「ランニングは膝に悪い」ってホント?むしろ膝の健康に効果的である可能性、新研究で明らかに (1/2)
走るときには、1歩ごとに体重の4~5倍もの負荷が膝にかかっている。そんな説を、どこかで見聞きしたことがある人は多いのではないでしょうか。
仮にあなたの体重が60キロだとしたら、240~300キロの負荷というとんでもない重さになります。大相撲の力士よりはるかに重い重量が、自分の膝にかかると言われているも同然。しかし、それがどういうことか、現実感をもって想像することは難しいでしょう。
こうした背景から、マラソンなどの長距離走は健康にいいどころか、かえって膝に悪いというイメージが根強くあります。実際に膝を痛めるランナーは多いですし、それが理由でランニングを避ける人も少なくありません。

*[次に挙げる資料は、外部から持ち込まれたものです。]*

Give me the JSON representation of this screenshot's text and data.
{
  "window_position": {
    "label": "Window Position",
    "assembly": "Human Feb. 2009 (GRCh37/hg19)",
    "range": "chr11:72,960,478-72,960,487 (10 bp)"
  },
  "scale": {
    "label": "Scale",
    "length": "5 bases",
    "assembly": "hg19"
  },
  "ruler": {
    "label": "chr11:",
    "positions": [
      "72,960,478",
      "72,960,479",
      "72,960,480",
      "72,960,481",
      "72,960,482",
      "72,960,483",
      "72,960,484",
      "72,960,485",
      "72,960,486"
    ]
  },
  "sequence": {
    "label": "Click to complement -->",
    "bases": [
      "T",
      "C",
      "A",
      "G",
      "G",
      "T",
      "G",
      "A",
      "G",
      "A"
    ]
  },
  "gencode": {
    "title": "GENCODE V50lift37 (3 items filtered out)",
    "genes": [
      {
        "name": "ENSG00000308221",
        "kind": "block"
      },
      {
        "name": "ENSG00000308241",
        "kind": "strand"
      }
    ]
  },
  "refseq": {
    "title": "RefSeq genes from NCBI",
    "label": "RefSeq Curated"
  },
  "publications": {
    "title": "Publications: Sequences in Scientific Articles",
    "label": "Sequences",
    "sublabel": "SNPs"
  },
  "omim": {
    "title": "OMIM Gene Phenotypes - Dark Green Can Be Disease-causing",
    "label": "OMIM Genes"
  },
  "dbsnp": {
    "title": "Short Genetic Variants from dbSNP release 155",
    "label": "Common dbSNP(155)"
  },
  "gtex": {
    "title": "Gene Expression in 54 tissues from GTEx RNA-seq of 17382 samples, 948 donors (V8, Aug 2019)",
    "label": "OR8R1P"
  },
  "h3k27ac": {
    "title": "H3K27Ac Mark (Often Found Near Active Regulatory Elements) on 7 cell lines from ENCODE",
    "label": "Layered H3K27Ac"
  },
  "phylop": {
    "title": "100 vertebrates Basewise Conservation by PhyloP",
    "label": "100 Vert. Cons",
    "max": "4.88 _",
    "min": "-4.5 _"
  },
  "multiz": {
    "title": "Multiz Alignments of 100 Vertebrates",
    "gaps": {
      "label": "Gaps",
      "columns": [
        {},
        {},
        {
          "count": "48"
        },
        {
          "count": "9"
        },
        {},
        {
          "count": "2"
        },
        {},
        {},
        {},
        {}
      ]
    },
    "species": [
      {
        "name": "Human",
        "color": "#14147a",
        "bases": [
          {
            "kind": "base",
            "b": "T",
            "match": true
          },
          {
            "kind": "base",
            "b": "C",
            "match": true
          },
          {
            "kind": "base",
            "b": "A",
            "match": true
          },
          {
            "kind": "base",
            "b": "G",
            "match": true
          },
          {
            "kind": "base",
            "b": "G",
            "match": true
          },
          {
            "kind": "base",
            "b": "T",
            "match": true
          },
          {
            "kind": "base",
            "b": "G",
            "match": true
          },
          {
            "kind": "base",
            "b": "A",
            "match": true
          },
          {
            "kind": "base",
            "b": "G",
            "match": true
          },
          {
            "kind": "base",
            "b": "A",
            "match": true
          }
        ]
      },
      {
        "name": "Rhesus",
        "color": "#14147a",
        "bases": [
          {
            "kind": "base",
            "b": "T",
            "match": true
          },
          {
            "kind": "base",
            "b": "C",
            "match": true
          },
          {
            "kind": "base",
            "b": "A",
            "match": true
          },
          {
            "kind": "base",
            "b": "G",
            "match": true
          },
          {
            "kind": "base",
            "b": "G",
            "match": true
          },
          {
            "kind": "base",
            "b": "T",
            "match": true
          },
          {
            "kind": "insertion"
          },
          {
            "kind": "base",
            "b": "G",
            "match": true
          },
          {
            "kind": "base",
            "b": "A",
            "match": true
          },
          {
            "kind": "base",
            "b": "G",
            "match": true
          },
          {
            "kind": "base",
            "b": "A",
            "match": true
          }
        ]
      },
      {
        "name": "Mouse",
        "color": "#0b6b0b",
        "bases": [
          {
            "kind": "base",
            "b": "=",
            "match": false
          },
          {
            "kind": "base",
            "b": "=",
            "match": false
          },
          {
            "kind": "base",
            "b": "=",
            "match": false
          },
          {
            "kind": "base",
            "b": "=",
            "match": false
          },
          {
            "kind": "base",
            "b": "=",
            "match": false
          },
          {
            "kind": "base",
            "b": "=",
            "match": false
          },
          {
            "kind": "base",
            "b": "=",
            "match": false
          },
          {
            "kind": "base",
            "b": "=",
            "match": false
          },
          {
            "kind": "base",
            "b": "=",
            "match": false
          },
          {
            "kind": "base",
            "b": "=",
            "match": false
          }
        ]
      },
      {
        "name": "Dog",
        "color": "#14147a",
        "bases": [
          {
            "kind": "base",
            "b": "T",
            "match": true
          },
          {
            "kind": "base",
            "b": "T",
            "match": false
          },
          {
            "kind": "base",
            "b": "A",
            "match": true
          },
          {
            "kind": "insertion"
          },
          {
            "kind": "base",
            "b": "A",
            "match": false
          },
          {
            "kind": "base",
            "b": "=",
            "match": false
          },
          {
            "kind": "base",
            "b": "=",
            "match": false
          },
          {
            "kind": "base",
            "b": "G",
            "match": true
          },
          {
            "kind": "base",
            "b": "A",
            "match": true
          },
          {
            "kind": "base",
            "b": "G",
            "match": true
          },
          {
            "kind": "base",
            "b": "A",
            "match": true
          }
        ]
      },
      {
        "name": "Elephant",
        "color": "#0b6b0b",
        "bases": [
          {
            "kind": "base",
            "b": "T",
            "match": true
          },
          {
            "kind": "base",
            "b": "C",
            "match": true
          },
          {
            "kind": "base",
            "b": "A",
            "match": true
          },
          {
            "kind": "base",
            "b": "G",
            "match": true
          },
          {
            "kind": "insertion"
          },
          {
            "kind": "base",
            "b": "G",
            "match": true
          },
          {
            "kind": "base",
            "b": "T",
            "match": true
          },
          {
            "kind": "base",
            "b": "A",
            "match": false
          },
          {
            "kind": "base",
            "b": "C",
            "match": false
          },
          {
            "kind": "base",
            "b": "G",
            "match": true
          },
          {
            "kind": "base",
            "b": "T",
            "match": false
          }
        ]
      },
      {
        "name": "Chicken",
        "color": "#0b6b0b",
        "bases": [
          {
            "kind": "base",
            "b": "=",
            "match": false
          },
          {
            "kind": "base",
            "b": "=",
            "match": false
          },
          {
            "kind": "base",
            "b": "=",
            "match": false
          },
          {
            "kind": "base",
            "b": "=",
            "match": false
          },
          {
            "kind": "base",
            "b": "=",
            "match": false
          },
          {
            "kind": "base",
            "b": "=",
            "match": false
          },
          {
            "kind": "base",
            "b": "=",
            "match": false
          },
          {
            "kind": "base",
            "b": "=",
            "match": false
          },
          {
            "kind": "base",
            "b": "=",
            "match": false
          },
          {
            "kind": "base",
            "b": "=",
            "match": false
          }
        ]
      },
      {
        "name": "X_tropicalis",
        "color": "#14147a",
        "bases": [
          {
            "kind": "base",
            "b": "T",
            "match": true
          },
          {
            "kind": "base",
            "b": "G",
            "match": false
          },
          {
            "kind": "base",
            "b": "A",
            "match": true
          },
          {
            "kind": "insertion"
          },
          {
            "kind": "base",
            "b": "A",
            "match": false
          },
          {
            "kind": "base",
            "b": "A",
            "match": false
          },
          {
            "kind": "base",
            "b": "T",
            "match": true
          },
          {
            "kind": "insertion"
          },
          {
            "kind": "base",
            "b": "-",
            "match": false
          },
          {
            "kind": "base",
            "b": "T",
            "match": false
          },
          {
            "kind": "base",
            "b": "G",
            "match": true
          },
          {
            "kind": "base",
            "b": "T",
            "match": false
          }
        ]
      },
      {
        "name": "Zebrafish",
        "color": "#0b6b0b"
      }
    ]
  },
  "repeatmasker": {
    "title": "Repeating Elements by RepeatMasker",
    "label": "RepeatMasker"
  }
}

ところが、実際にマラソンを走った市民ランナーの膝をMRI検査し、ランニングから受けた健康上の影響を調べたところ、かえって膝の関節を健康にする効果が見つかったとする研究論文が2019年10月に発表されました。ニューヨーク・タイムズ紙など大手メディアでも取り上げられています。この論文の主旨をご紹介しましょう。
初めてマラソンを走った整形外科医の苦しみがきっかけ
この研究は、ユニバーシティ・カレッジ・ロンドン教授で英国国立整形外科病院の医師でもある、アリスター・ハート博士のほろ苦い個人的体験がきっかけになりました。
ハート博士は2012年に生まれて初めてマラソンを走り、多くの初マラソン完走者と同じように大きなよろこびと痛みを味わったとのこと。ニューヨーク・タイムズ紙で、ハート博士は以下のように語っています。
「レースが終わってから2週間、ずっと階段を上るときは手すりにしがみつかなくてはいけませんでした。脚が痛くて、痛くて、たまならかったのです。病院の同僚たちには気が狂ったのかと言われました」
筋肉痛が引いた後も、膝の関節への影響が気になったハート博士。また、他のランナーたちにとっても役に立つだろうと考え、研究を思い立ったということです。
どんな研究だったか
初心者ランナー82人を集め、マラソン前後に膝のMRI検査を実施
ハート博士とその同僚たちで構成された研究チームは、ロンドンマラソンに「初心者レベル」と自己申告してエントリーした一般ランナーたちへ研究参加を呼びかけ、82人のボランティア参加者を得ました。その多くは健康な40代中頃の男女で、マラソンの経験がまったくないか、少ないランナーたちです。
参加者たちは、レースの6か月前にMRIによる両膝の予備検査を受け、その後、4か月間に渡って同じようにプログラムされたトレーニングを実施しました。最終的には82人中71人がマラソン初完走を果たし(平均ゴールタイムは5時間20分)、さらにレースの2週間後に再度MRIで両膝の検査を受けました。